LL-37 for chronic sinus infections — promising case reports
Wanted to bring some attention to LL-37 (cathelicidin), which doesn't get discussed much here but has interesting antimicrobial properties. It's a human host defense peptide that plays a role in innate immunity — your body naturally produces it. I've been following case reports of LL-37 nasal application for chronic rhinosinusitis, particularly biofilm-associated infections that don't respond well to antibiotics. The peptide disrupts bacterial biofilms and has direct antimicrobial activity against common sinus pathogens. Anyone here tried it for chronic infections or immune support? The research is still early but the mechanism is compelling.
Replies (2)
The biofilm disruption angle is what makes LL-37 interesting beyond typical antibiotics. Biofilms are the reason chronic sinus infections keep recurring — bacteria in biofilm state are 100-1000x more resistant to antibiotics.
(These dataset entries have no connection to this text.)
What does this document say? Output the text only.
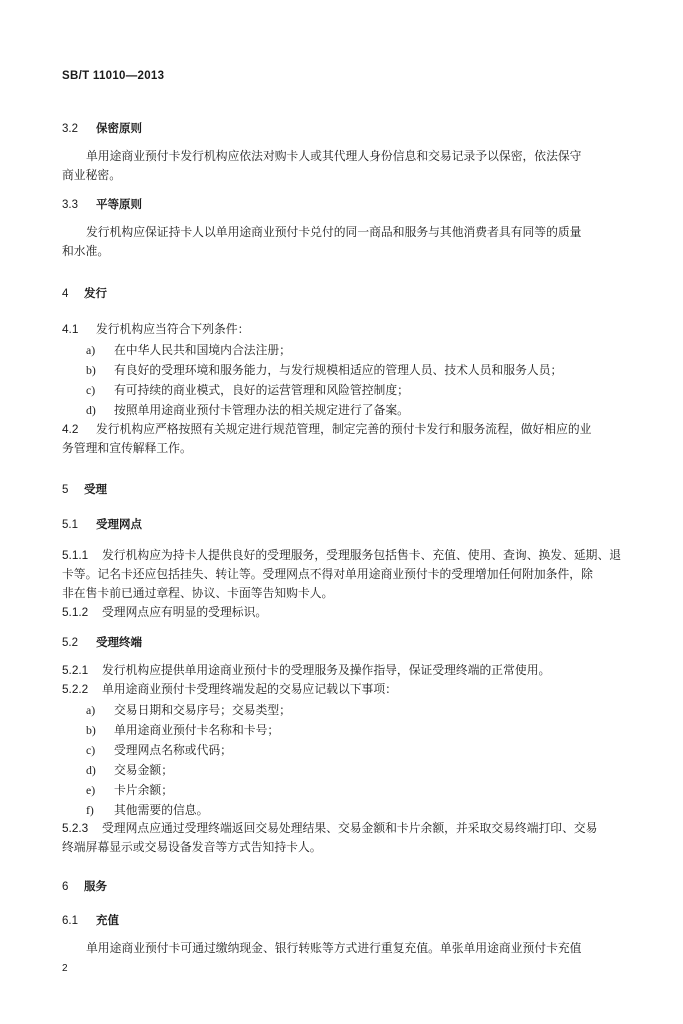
SB/T 11010—2013
3.2 保密原则
单用途商业预付卡发行机构应依法对购卡人或其代理人身份信息和交易记录予以保密，依法保守
商业秘密。
3.3 平等原则
发行机构应保证持卡人以单用途商业预付卡兑付的同一商品和服务与其他消费者具有同等的质量
和水准。
4 发行
4.1 发行机构应当符合下列条件：
a) 在中华人民共和国境内合法注册；
b) 有良好的受理环境和服务能力，与发行规模相适应的管理人员、技术人员和服务人员；
c) 有可持续的商业模式，良好的运营管理和风险管控制度；
d) 按照单用途商业预付卡管理办法的相关规定进行了备案。
4.2 发行机构应严格按照有关规定进行规范管理，制定完善的预付卡发行和服务流程，做好相应的业
务管理和宣传解释工作。
5 受理
5.1 受理网点
5.1.1 发行机构应为持卡人提供良好的受理服务，受理服务包括售卡、充值、使用、查询、换发、延期、退
卡等。记名卡还应包括挂失、转让等。受理网点不得对单用途商业预付卡的受理增加任何附加条件，除
非在售卡前已通过章程、协议、卡面等告知购卡人。
5.1.2 受理网点应有明显的受理标识。
5.2 受理终端
5.2.1 发行机构应提供单用途商业预付卡的受理服务及操作指导，保证受理终端的正常使用。
5.2.2 单用途商业预付卡受理终端发起的交易应记载以下事项：
a) 交易日期和交易序号；交易类型；
b) 单用途商业预付卡名称和卡号；
c) 受理网点名称或代码；
d) 交易金额；
e) 卡片余额；
f) 其他需要的信息。
5.2.3 受理网点应通过受理终端返回交易处理结果、交易金额和卡片余额，并采取交易终端打印、交易
终端屏幕显示或交易设备发音等方式告知持卡人。
6 服务
6.1 充值
单用途商业预付卡可通过缴纳现金、银行转账等方式进行重复充值。单张单用途商业预付卡充值
2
LL-37 can destabilize the biofilm matrix and expose the bacteria to the immune system or concurrent antibiotics. The challenge is delivery and stability. LL-37 degrades relatively quickly in biological fluids. Some researchers are working on stabilized analogs or nanoparticle delivery systems. For nasal use, the short transit time might actually be less of an issue than systemic delivery. No personal experience with it, but I'm watching the research closely. The 2024 paper in Frontiers in Microbiology on LL-37 nasal irrigation was promising.
Used LL-37 (subQ, 50mcg daily for 4 weeks) as part of a protocol after a stubborn MRSA skin infection that kept recurring. Hard to attribute results specifically to LL-37 since I was also on antibiotics, but the infection finally cleared and hasn't come back in 6 months. My integrative doc was the one who suggested adding it. Interesting peptide that deserves more attention.